Casier judiciaire et Insertion Professionnelle
Bonjour à tous,
Suite à la demande d’une internaute, je reviens sur le casier judiciaire et "ses conséquences" sur l’emploi ou la recherche d’emploi :
Rappels :
Le casier judiciaire
Il existe trois sortes d’extraits de casier judiciaire (ou bulletin) :
Le bulletin n°1 :
Ne peut être obtenu que par le Procureur de la République, il contient toutes les condamnations. (Articles 774 et suivants du Code de procédure pénale).
Le bulletin n°1 (B1) est communiqué à tout tribunal qui en fait la demande. Il comporte toutes les décisions de condamnation inscrites à Nantes. C'est le relevé intégral. Il n'est communiqué qu'aux tribunaux ; il a pour d’objet d’informer les magistrats dans le cadre des procédures judiciaires.
Le bulletin n°2 :
Est demandé par l’Administration, notamment quand on vise un emploi administratif. (articles 775 et suivants du Code de procédure pénale). La liste des destinataires potentiels du B2 est détaillée dans les articles 776 et R79 du Code de Procédure Pénal.
Le B2 reprend seulement une partie des informations du B1.
Toute Administration (administrations publiques, collectivités locales, certaines autorités et entreprises publiques) peut réclamer communication du B2, qui ne contient le relevé que de quelques condamnations : condamnations pour crimes et délits prononcées sans sursis (peines fermes) ; il sert à limiter l’accès à certaines fonctions, emplois ou distinctions, à encadrer l’exercice de certains droits, etc.
En effet, n’y figurent pas certaines condamnations :
– soit parce qu’elles n’y sont jamais inscrites par nature (exemple : les peines pour mineurs).
– soit parce qu’il a été décidé qu’elles n’y seraient pas inscrites.
– soit, pour les condamnations avec sursis, à partir du moment où le sursis ne peut plus être révoqué.
Le bulletin n°3 :
Peut être obtenu par la personne qu’il concerne, il ne contient que les condamnations les plus graves (Articles 777 et suivants du Code de procédure pénale).
Le bulletin n°3 (B3) est communiqué au condamné lui-même et seulement à lui (ou par le tuteur légal, s'il s'agit d'un mineur). Un employeur ne peut pas demander directement communication du casier judiciaire de son employé. Il doit passer par l'employé.
Toute autre demande est interdite,et punissable selon l'article 781 du Code de Procédure Pénale. Il sert à attester de l’absence de condamnation grave.
On n’y trouve que :
- les peines de prison ferme de plus de 2 ans (tant qu’elles restent inscrites au B2).
- les peines de prison inférieures à deux ans mais dont le tribunal a décidé l’inscription au B3.
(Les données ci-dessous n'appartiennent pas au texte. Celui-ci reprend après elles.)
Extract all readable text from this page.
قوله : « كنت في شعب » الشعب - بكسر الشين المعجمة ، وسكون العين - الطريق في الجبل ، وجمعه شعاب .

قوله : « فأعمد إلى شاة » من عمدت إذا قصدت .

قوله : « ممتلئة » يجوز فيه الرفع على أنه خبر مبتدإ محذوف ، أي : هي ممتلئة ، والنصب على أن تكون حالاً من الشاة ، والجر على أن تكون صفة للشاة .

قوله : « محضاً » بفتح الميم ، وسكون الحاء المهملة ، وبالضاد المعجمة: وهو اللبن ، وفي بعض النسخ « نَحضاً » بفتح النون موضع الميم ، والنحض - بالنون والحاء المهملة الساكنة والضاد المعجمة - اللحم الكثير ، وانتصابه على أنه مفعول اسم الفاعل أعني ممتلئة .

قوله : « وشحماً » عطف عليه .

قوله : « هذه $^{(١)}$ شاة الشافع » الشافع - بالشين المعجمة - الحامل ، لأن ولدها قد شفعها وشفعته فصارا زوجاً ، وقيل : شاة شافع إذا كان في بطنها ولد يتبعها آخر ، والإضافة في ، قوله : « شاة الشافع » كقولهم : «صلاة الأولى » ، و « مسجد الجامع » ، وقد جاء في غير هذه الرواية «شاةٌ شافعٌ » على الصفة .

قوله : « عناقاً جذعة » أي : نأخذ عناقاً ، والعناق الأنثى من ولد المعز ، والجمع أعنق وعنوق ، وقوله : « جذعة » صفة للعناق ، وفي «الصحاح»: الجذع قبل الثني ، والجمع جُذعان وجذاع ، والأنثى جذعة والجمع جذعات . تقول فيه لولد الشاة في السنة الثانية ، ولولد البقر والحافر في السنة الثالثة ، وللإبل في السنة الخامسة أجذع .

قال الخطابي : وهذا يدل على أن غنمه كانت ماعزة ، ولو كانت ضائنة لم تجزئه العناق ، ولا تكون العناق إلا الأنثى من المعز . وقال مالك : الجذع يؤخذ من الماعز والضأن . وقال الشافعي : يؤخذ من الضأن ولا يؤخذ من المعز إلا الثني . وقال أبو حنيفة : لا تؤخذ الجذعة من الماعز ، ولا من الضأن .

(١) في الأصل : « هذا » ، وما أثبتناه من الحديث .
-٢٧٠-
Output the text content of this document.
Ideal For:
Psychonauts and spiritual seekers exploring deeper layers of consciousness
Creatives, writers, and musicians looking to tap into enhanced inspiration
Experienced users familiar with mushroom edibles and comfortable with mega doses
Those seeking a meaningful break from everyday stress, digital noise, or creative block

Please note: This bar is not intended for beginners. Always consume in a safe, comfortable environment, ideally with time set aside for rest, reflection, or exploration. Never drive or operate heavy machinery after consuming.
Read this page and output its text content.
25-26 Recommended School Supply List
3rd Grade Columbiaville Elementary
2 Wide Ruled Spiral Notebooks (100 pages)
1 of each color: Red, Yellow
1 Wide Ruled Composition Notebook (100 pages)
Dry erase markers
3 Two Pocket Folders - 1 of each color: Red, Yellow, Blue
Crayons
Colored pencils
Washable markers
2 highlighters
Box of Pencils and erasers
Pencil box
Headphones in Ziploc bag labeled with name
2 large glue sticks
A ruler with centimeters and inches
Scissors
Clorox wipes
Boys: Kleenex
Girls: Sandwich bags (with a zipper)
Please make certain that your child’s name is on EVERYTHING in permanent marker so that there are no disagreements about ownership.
- les interdictions et déchéances pendant la période où elles s’appliquent.
- les décisions prononçant le suivi socio judiciaire prévu par l'article 131-36-1 du Code pénal ou la peine d'interdiction d'exercer une activité professionnelle ou bénévole impliquant un contact habituel avec des mineurs, pendant la durée de la mesure.
En fait, "Rien n’interdit à l’employeur de demander, lors du processus de recrutement, à examiner le casier judiciaire de la personne." Il peut demander à l'employé de lui fournir un Bulletin N°3 du Casier judiciaire mais n'a pas autorité pour se le procurer lui-même (sauf, bien sûr, si l'employeur est une administration ou dépend des services de l'Etat).
Mais en cherchant sur Internet, j’ai aussi trouvé un arrêt de la Cour de Cassation (chambre sociale) en date du 25 avril 1990 (Bull. n°186 p113) qui relève que le salarié n'a pas "l'obligation de faire mention d'antécédents judiciaires" et que le silence gardé à ce niveau "n'avait pas de caractère dolosif". (dolosif = frauduleux, malhonnête)
http://www.courdecassation.fr/publications_cour_26/rapport_annuel_36/rapport_2005_582/quatrieme_partie_jurisprudence_cour_590/travail_securite_593/droit_du_travail_594/sante_securite_au_travail_597/embauche_silence_7838.html
En clair, ça signifie que l’employé n’est pas tenu (au regard de la Loi) de justifier ses antécédents judiciaires.
La demande d’un employeur peut être légitime, justifiée et parfois obligatoire lorsque l'employé est en contact direct avec "des personnes fragiles" (enfants, personnes âgées et / ou handicapés ...) et/ou en contact avec des informations ou des matériaux sensibles (documents officiels et confidentiels, argent, objets de valeur ...) : aide à la personne et professions de soins, comptabilité et gestion, sécurité et surveillance, enseignement et formation … En clair, cela signifie que si nous avons une condamnation au B2 ou au B3, certains emplois nous seront systématiquement refusés (du moins, pendant la période où elle s’applique).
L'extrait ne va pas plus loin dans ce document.